Che un imprenditore o un’imprenditrice – ancora di più un’imprenditrice come Elisabetta Franchi che si declina imprenditore, al maschile, per farsi accreditare ancora meglio nel sistema patriarcale – vada da qualche parte, in televisione o sui giornali, a celebrare un sistema del lavoro antiquato e discriminatorio non è una novità.
La ministra renziana Elena Bonetti tace e acconsente di fronte alle parole di Elisabetta Franchi
C’è tra gli imprenditori italiani questa particolare categoria che racchiude i più sfrontati provocatori particolarmente amata da certi giornali e certi elettorati. Il dispotismo come marchio funziona, piace e stuzzica le fantasie di chi vorrebbe la completa demolizione dei diritti dei lavoratori (che in Italia è già a buon punto). Quindi non stupisce Elisabetta Franchi che va a un evento organizzato da Il Foglio (i cantori di certa prenditoria italiana turboliberista) e si compiace di ritenere l’avvenuta infertilità delle sue lavoratrici come caratteristica fondamentale per l’assunzione.
Ciò che stupisce piuttosto è che l’elogio della discriminazione femminile (che tra l’altro è vietato dalla legge, mica per niente c’è già una denuncia per comportamenti anti-sindacali da parte della Cgil) avvenga di fronte alla ministra per le Pari opportunità Elena Bonetti (nella foto), quella che dovrebbe, per mandato, demolire questa cultura e fare sentire la propria voce per condannare e arginare questi comportamenti.
La ministra di Italia Viva (quella che si fece dimettere da Matteo Renzi per accontentare i suoi intrighi parlamentari) non solo non sente il bisogno di interrompere quell’orrendo spettacolino dell’imprenditrice Franchi spalleggiata dalla giornalista ma addirittura si supera rilasciando un comunicato (solo parecchie ore dopo che è scoppiata l’indignazione) che di fondo appoggia la posizione dell’imprenditrice.

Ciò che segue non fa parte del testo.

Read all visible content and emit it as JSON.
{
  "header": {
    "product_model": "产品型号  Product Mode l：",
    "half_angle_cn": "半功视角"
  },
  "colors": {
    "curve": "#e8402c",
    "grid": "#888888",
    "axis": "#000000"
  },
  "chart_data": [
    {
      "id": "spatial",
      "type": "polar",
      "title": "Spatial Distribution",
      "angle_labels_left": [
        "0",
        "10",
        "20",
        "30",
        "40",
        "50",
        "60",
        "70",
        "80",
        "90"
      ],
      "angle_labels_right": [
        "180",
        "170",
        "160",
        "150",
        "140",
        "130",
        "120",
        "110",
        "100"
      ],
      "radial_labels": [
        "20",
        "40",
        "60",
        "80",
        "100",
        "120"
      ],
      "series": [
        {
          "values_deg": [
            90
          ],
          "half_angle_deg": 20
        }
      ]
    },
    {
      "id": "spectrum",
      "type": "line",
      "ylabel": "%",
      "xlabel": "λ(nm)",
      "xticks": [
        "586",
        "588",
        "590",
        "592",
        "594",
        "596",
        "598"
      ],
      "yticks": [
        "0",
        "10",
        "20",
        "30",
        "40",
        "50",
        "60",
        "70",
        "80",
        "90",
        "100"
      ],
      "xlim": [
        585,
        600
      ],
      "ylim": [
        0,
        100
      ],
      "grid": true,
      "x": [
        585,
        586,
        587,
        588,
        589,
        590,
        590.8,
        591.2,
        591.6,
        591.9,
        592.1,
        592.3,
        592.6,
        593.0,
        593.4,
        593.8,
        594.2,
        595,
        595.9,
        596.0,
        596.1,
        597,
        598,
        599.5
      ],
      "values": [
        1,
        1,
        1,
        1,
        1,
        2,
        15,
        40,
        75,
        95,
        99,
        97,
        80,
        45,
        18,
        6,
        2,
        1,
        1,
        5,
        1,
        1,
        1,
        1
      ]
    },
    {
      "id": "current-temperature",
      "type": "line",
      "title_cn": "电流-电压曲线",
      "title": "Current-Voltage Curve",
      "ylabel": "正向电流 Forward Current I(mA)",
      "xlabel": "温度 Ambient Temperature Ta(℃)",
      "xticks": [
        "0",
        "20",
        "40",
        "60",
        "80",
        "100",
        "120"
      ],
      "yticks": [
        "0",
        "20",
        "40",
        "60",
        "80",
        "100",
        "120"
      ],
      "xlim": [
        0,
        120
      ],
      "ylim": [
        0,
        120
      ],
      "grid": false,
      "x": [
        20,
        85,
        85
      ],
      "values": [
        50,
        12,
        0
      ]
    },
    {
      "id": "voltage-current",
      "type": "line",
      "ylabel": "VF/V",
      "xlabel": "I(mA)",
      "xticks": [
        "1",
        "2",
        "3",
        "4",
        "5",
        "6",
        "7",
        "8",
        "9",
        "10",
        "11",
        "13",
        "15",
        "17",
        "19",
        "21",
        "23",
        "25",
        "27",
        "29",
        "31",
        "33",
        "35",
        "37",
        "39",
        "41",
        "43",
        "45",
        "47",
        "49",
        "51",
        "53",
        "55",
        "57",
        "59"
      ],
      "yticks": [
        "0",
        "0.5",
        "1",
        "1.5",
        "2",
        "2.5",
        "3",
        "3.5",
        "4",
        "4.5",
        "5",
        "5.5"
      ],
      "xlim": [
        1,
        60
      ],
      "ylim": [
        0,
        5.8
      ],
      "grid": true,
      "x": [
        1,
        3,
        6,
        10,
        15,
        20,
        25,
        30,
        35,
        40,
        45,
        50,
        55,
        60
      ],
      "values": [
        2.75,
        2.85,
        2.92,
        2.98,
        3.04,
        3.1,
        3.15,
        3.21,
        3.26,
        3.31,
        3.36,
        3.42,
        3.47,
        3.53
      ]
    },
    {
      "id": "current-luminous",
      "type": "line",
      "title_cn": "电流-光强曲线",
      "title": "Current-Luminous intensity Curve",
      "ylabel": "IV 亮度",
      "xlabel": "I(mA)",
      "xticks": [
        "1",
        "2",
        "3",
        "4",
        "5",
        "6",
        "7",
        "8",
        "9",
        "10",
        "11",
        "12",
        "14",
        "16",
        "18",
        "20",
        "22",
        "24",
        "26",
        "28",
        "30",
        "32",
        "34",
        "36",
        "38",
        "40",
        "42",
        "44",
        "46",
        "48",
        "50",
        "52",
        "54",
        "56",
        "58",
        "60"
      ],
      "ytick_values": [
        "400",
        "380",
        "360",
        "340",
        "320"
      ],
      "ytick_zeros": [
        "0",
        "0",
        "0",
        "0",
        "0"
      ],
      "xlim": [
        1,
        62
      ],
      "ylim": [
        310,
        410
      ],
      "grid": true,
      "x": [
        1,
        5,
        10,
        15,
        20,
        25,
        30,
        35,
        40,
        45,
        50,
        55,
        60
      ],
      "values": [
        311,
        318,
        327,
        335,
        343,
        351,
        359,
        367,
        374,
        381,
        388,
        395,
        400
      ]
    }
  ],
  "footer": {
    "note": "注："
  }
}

La ministra Bonetti ci fa sapere che le parole dell’imprenditrice e stilista Elisabetta Franchi “riflettono la gravità di una situazione che ha tolto dignità alle donne nel lavoro e nelle scelte di vita. Per questo è stato necessario e urgente avere il Family Act, avere cioè una riforma delle politiche familiari che interviene su un sistema di mercato del lavoro che per anni ha penalizzato le donne, obbligandole a scegliere tra lavoro e maternità e considerando la maternità un costo”.
Difendere l’indifendibile, negare l’evidenza e addirittura dare manforte. Del resto sarebbe bastato ascoltare il convegno per intero per rendersi conto che nel suo intervento la ministra di Italia Viva aveva già espresso la sua posizione: “Ricordava giustamente Elisabetta Franchi – aveva detto la ministra – che se una donna esce dal mondo del lavoro per troppo tempo la sua carriera ne viene inficiata”.
L’uscita spericolata, del resto, fa il paio con la sua frase sullo Ius soli definito “divisivo”, con la sua infelice uscita in cui parlando del disegno di legge Zan ci disse di “fidarsi di Salvini e della Lega” e con una generale assenza sul tema del patriarcato nel mondo del lavoro italiano. Sarà per questo che la sua compagna di partito Bellanova ha provato a intervenire parlando di “vergogna” per metterci una pezza.
E chissà come la ministra di Italia Viva ha intenzione di spendere quei 19,85 miliardi di euro del Pnrr dedicati alla “inclusione e coesione, volti a sostenere la parità di genere, contrastare le discriminazioni” se non ha avuto nemmeno il polso di alzarsi di fronte a una sequela di cretinate definendole inaccettabili. In compenso, ancora una volta, i renziani hanno dimostrato di essere ottimi alleati della peggiore imprenditoria italiana, perfino nei momenti più sgradevoli.